Tuesday, September 4, 2012

Tea Party missing from Tampa

The Republican Party has gone through meaningful change since being thrown out of Washington in 2008.  Left to wander in the political desert for four years, it reemerged in Tampa last week with a new face.  To viewers of the 3-day GOP convention, the party today looks refreshingly more diverse.  

The prominent role of women, African Americans, and Latinos proved to the country that conservative principles are not only appealing to old rich white men, but are universal principles embraced by American women, and citizens of different races, religions, and socio-economic backgrounds – something that we Republicans have known to be true for some time, and glad that this knowledge is finally becoming mainstream.

But while the convention may have successfully showcased a positively new look and feel of the GOP, it sadly failed to highlight and embrace one of the biggest changes to take place in the party in recent memory.  

The rise of the Tea Party that resulted from those four years of introspection was glaringly missing from the week and should serve as red flag to voters hoping to replace the Obama administration with a better alternative.

The Tea Party managed to successfully take over Congress in 2010, sweeping away many of the old guard that had strayed from responsible conservative governing and replacing them with a younger and eager group of leaders more committed to the principles that were supposed to define the Republican Party. 

With this movement, which was the most important political revolution in recent years, came leadership that was actually willing to take on the tough issues facing the country.  This is a group that wanted to honestly tackle the deficit, greatly reduce government, finally roll back social spending, and bring about much-needed reforms to entitlements – all issues that the country agrees need to be addressed but issues that both parties have ignored for years including the current administration.
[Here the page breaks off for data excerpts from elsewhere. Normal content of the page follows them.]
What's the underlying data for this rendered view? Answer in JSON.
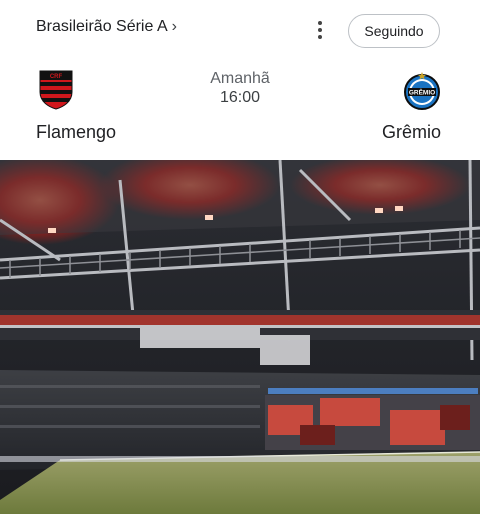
{
  "competition": {
    "label": "Brasileirão Série A",
    "chevron_icon": "chevron-right-icon"
  },
  "actions": {
    "follow_label": "Seguindo",
    "menu_icon": "more-vert-icon"
  },
  "match": {
    "home_team": "Flamengo",
    "away_team": "Grêmio",
    "date_label": "Amanhã",
    "time_label": "16:00"
  },
  "crests": {
    "away_text": "GRÊMIO"
  },
  "colors": {
    "flamengo_red": "#d0171c",
    "flamengo_black": "#111111",
    "gremio_blue": "#1a73c2",
    "gremio_black": "#0d0d0d"
  }
}
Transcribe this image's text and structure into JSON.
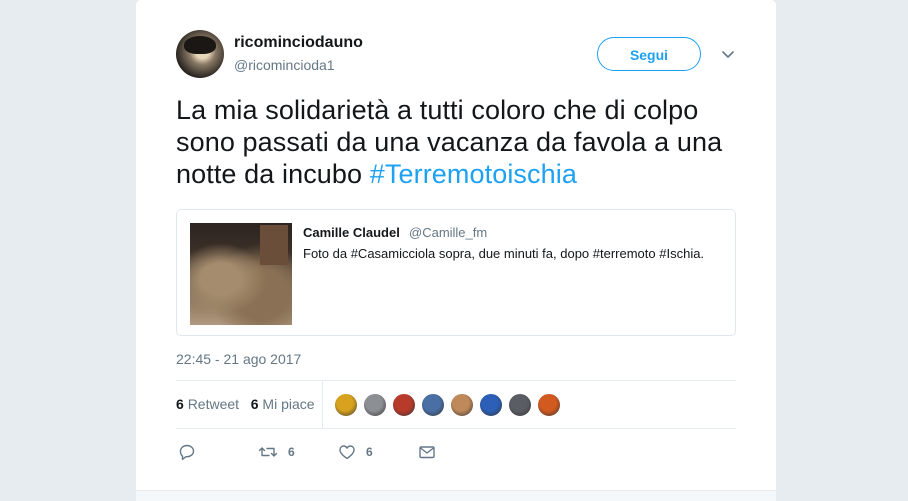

But this refreshing message of courage and political boldness was all but ignored during the Romney-led convention.  Where was the call for reducing government across all areas including defense?  Ron Paul was not allowed to speak.  Where was the commitment to entitlement reform?  Ryan mentioned it but Romney’s speech was completely void of any specific or even broad plans and policies to address this issue.  Where was talk of responsible global leadership?  Instead we got alarming calls from Condoleezza Rice and John McCain to return to aggressive (and costly) American imperialism.  Where was the strong defense of eroding American civil liberties?  Rand Paul wasn’t in primetime.

Instead of presenting an evolved Republican Party with a platform committed to taking on the tough issues, learning from past mistakes, and offering substantial alternatives to the Obama presidency, we got an eerily similar platform to the old Republican establishment.  The same establishment that grew government by epic proportions while irresponsibly cutting taxes and increasing the deficit.  The same party that waged two multi-trillion wars with no plans to pay for them.  The same group that stripped away important individual liberties with legislation in the Patriot Act.

Most of the country is not happy with the way Obama is governing and is pessimistic of the direction he is taking the country.  But is it ready to replace this government with a repeat of George W. Bush administration?

Disappointingly, the most exciting revolution in modern day American politics had no banner at the festivities.  Romney decided to side with the old guard instead of embracing the new generation of true conservatives embodied in the Tea Party.  He blew his opportunity to take the party in a new direction that would bring the party back to its roots, an opportunity to run on a promising platform instead of just running against Obama’s. 

The Republican Establishment put this country on a self-destructing trajectory once before.  I doubt the country will ask them to do it again.